Help-desk professionals don't have it easy, spending their days fielding calls from disgruntled users. But at Park East High School in East Harlem, N.Y., the students running the help desk are the sweethearts of the school.

"We got roses for Valentine's Day," says Iskhnarine Suedass, a senior at Park East and group leader of the Mouse Squad help-desk team.

Mouse, which stands for Making Opportunities for Upgrading Schools and Education, is a nonprofit group funded by businesses and government agencies that works with 13 high schools and middle schools in New York City to set up student-run help desks.

The six-person Mouse Squad at Park East, which includes four boys and two girls, has been installing software and repairing and updating computers throughout the school for three months. To learn those jobs, students participated in three-day training sessions run by Mouse to learn about help-desk operations, how to run a request-for-services system, and how to communicate with the school's faculty as users.

Some program members (from left, Amer Mohsen, Conteh, Concepcion, Suedass, Harry Singh, and Melissa Baez) are thinking of IT jobs.

The Mouse organization has been testing the help-desk training program for the past year and plans to expand it this fall to 30 schools in all five New York boroughs. It's also developing a research effort called Tech Source to provide statistical research on technology-use in New York schools, says Anne Shiva, Mouse's senior director of strategic planning and development.
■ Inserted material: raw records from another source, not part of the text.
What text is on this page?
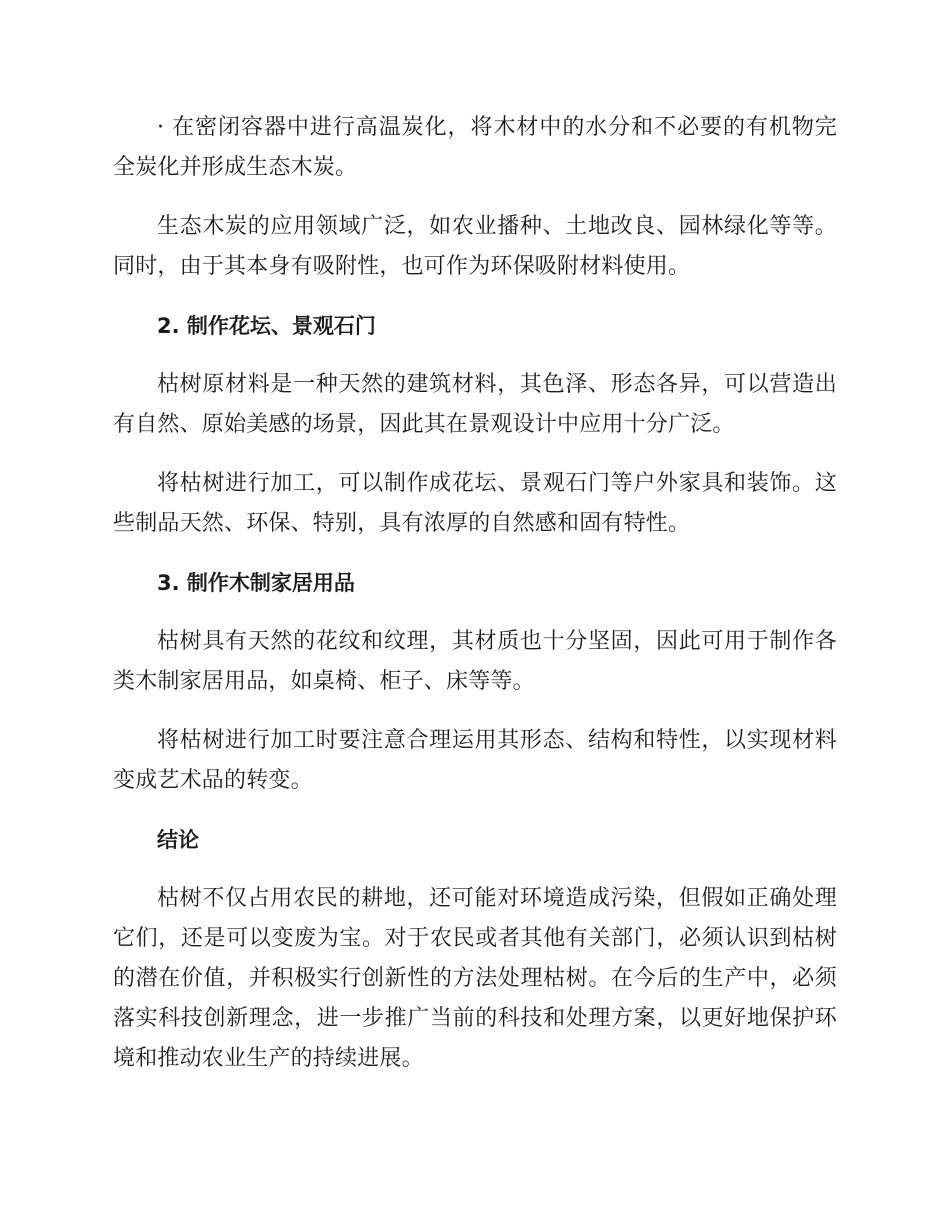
· 在密闭容器中进行高温炭化，将木材中的水分和不必要的有机物完全炭化并形成生态木炭。

生态木炭的应用领域广泛，如农业播种、土地改良、园林绿化等等。同时，由于其本身有吸附性，也可作为环保吸附材料使用。

2. 制作花坛、景观石门

枯树原材料是一种天然的建筑材料，其色泽、形态各异，可以营造出有自然、原始美感的场景，因此其在景观设计中应用十分广泛。

将枯树进行加工，可以制作成花坛、景观石门等户外家具和装饰。这些制品天然、环保、特别，具有浓厚的自然感和固有特性。

3. 制作木制家居用品

枯树具有天然的花纹和纹理，其材质也十分坚固，因此可用于制作各类木制家居用品，如桌椅、柜子、床等等。

将枯树进行加工时要注意合理运用其形态、结构和特性，以实现材料变成艺术品的转变。

结论

枯树不仅占用农民的耕地，还可能对环境造成污染，但假如正确处理它们，还是可以变废为宝。对于农民或者其他有关部门，必须认识到枯树的潜在价值，并积极实行创新性的方法处理枯树。在今后的生产中，必须落实科技创新理念，进一步推广当前的科技和处理方案，以更好地保护环境和推动农业生产的持续进展。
Mouse also offers job "shadowing" and technology-certification classes. In May, students will participate in a weeklong program at investment firm Salomon Smith Barney, where they'll work alongside help-desk professionals to listen in on calls and solve computer snafus. Mouse also will begin offering computer-service technician certification courses for Mouse Squad students in July.

Adama Conteh, a 10th grader at Park East, got introduced to technology through Mouse Squad. "When I was back home in Sierra Leone, I never had access to a computer," she says. Now, Conteh boasts of fixing memory problems and updating computers. Conteh aspires to become a doctor, but other members of the team are using the Mouse Squad as a steppingstone to IT careers.

Alex Concepcion, 16, who counts installing Linux on an older machine as his latest achievement, wants to be a computer programmer. And group leader Suedass, a 17-year-old from Guyana, plans to be an entrepreneur and launch a computer-maintenance company this summer and a graphic-design company later on. Says Suedass, "I'm mostly into the hands-on, get-inside-of-the-computer kind of job."